There may well be sound economic reasons why a British Chancellor should push for high skilled immigration, but given his family’s relationship with Infosys, he will have to work hard to escape the perception of a serious conflict of interest.
This could prove potent ammunition
Given the potential bitterness of both the leadership contest and a future general election (were Sunak to become PM), this could prove potent ammunition to opponents looking to appeal to both the “red wall” and the Conservative grassroots. Immigration has consistently come at or near the top of polls as the number one issue for Tory voters. There is enormous frustration among Brexiteers that having closed off European immigration; Johnson’s government has pursued a permissive immigration policy.
So far, it is Johnson and the home secretary, Priti Patel, who have borne the brunt of lax immigration policies. Given the damage it did to Johnson, how is Sunak going to defend his interventions on the issue, or respond to accusations of a personal interest?
Nor is this the only aspect of Sunak’s time in government that is likely to invite hostile questioning.
After the pandemic, a windfall tax was proposed for tech businesses that made super-normal profits during the pandemic. Such a tax was popular globally and supported by numerous organisations, including the IPPR and Oxfam. Parliament’s Treasury Committee looked into it and came to a favourable conclusion, advocating it as a better alternative to other forms of taxation. After a review by such a powerful Parliamentary committee, surely such a proposal would have been before the eyes of ministers, especially in the Treasury? Yet it never resurfaced.
Tech businesses have cashed in
Sunak was willing to push through a windfall tax on oil and gas companies. A pandemic excess profits tax would have been even fairer than the energy windfall tax; as energy companies are making big profits now but made huge losses during the pandemic. By contrast, tech businesses have cashed in, making billions from a global catastrophe.
A pandemic windfall tax would have raised at least £10 billion, versus an estimated £3 billion for the energy windfall tax. And it would have been far more popular than the National Insurance hikes. It could have been coordinated globally, giving President Biden the sort of global tax consensus he has been looking for.
Why one tax and not the other? Could the chancellor have vetoed the idea? The choice may be economically defensible, but again he risks the appearance of a conflict of interest.
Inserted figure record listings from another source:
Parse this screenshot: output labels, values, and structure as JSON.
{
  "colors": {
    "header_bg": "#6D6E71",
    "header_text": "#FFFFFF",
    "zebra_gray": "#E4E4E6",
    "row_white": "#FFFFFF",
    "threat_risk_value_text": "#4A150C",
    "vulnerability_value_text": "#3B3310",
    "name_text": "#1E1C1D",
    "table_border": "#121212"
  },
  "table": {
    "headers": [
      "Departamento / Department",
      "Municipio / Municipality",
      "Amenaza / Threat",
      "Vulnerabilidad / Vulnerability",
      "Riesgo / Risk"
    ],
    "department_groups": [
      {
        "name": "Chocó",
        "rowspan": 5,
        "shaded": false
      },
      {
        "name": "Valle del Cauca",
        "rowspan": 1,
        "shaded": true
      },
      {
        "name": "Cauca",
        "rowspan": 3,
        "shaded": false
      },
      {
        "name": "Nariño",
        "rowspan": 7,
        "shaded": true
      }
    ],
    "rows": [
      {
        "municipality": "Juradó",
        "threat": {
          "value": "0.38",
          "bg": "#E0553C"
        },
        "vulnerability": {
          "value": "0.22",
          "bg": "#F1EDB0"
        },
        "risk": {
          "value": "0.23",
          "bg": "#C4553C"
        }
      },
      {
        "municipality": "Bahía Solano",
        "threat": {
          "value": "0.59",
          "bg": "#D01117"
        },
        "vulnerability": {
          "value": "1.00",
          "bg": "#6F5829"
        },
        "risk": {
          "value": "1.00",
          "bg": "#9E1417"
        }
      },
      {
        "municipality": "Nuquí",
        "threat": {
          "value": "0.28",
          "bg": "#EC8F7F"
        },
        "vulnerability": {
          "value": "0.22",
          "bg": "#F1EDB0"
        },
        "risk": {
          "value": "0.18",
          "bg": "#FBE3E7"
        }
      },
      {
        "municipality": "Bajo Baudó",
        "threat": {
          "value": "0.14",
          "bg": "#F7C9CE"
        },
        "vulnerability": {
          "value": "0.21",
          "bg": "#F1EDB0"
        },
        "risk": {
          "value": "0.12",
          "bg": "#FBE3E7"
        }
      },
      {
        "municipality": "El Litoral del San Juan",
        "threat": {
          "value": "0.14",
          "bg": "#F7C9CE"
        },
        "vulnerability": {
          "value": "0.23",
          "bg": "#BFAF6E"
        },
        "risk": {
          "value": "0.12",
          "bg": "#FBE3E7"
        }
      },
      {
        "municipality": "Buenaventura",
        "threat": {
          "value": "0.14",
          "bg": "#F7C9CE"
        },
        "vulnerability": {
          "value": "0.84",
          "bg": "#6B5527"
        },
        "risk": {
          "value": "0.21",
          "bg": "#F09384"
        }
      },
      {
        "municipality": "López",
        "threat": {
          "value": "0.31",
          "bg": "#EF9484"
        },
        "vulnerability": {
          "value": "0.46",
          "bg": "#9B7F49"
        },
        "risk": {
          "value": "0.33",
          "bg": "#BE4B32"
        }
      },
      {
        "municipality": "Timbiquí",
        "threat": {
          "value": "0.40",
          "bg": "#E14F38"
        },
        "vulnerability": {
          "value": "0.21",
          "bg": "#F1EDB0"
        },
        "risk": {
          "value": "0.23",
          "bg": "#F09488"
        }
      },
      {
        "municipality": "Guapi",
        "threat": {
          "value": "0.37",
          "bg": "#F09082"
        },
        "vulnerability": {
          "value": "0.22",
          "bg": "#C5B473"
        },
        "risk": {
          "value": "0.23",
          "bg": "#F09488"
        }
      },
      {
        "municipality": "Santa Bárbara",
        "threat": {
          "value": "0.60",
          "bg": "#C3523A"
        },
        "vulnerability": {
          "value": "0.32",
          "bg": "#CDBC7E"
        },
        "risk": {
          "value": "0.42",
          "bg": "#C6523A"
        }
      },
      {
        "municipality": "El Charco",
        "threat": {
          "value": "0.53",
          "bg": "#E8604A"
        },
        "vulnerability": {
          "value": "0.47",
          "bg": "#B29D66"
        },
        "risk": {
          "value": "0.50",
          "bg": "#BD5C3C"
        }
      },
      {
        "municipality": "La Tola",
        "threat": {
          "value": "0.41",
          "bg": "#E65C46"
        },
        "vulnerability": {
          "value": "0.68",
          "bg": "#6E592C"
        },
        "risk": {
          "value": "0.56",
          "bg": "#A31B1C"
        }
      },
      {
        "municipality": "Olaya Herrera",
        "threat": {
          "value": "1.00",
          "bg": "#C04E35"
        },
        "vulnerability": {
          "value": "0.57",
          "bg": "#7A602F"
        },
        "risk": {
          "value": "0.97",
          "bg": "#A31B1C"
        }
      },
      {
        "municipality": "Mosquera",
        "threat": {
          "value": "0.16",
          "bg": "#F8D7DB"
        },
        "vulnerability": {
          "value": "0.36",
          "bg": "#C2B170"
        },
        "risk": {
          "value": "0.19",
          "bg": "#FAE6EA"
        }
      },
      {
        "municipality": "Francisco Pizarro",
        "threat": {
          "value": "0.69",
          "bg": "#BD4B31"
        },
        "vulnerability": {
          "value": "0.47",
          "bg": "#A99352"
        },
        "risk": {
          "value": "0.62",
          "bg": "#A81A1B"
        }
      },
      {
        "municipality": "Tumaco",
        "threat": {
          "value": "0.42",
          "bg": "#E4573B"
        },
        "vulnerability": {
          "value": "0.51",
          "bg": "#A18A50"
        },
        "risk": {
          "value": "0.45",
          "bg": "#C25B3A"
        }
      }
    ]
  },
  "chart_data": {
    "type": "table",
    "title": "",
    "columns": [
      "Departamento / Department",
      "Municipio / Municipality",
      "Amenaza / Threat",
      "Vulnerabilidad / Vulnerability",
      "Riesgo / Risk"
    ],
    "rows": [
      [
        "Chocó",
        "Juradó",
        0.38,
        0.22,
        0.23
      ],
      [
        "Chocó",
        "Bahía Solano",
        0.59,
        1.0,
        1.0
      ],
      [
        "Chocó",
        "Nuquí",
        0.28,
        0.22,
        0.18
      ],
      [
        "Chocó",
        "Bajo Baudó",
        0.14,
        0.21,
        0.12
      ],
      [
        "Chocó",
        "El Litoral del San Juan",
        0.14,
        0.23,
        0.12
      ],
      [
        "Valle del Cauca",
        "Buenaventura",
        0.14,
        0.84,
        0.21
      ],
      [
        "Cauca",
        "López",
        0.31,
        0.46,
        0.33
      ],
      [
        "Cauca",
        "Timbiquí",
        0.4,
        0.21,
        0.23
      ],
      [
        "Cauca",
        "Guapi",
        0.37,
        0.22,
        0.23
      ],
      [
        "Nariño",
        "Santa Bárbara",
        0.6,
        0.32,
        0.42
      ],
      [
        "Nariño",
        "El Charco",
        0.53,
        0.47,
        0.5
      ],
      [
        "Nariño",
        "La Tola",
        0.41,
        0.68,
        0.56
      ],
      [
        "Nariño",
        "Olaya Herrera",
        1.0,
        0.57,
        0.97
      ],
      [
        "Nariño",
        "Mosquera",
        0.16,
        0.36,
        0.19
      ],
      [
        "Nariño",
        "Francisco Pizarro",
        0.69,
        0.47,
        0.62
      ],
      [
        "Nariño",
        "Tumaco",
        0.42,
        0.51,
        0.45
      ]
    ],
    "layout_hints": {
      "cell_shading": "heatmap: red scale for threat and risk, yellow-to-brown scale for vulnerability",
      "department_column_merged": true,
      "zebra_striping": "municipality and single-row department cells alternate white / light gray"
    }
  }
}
Then there are issues like the enormous government contracts handed to Infosys. Or the fact that Infosys was a prime beneficiary of the 2021 trade deal with India. Meanwhile, non-dom fees and tax rates have been kept flat for over five years. That has handed many of Britain’s richest residents a hefty real terms tax cut — something the rest of us can only dream of.
It does give us a foretaste of what may lie ahead
Rishi Sunak may be a man of the utmost integrity and all these examples may just be unfortunate coincidences. Yet it does give us a foretaste of what may lie ahead. Sunak is not separated from his family’s wealth and his business interests. Should he become prime minister every decision he makes will be judged by opponents and the media through the prism of his family’s fortune. Every tax cut or business-friendly policy risks being tainted by this perception. Every contract and trade deal will be intensively scrutinised.
Rishi Sunak began his leadership pitch by saying, “Family is everything to me”. That’s an admirable sentiment, but it may play less well when the British press start running stories on the family firm.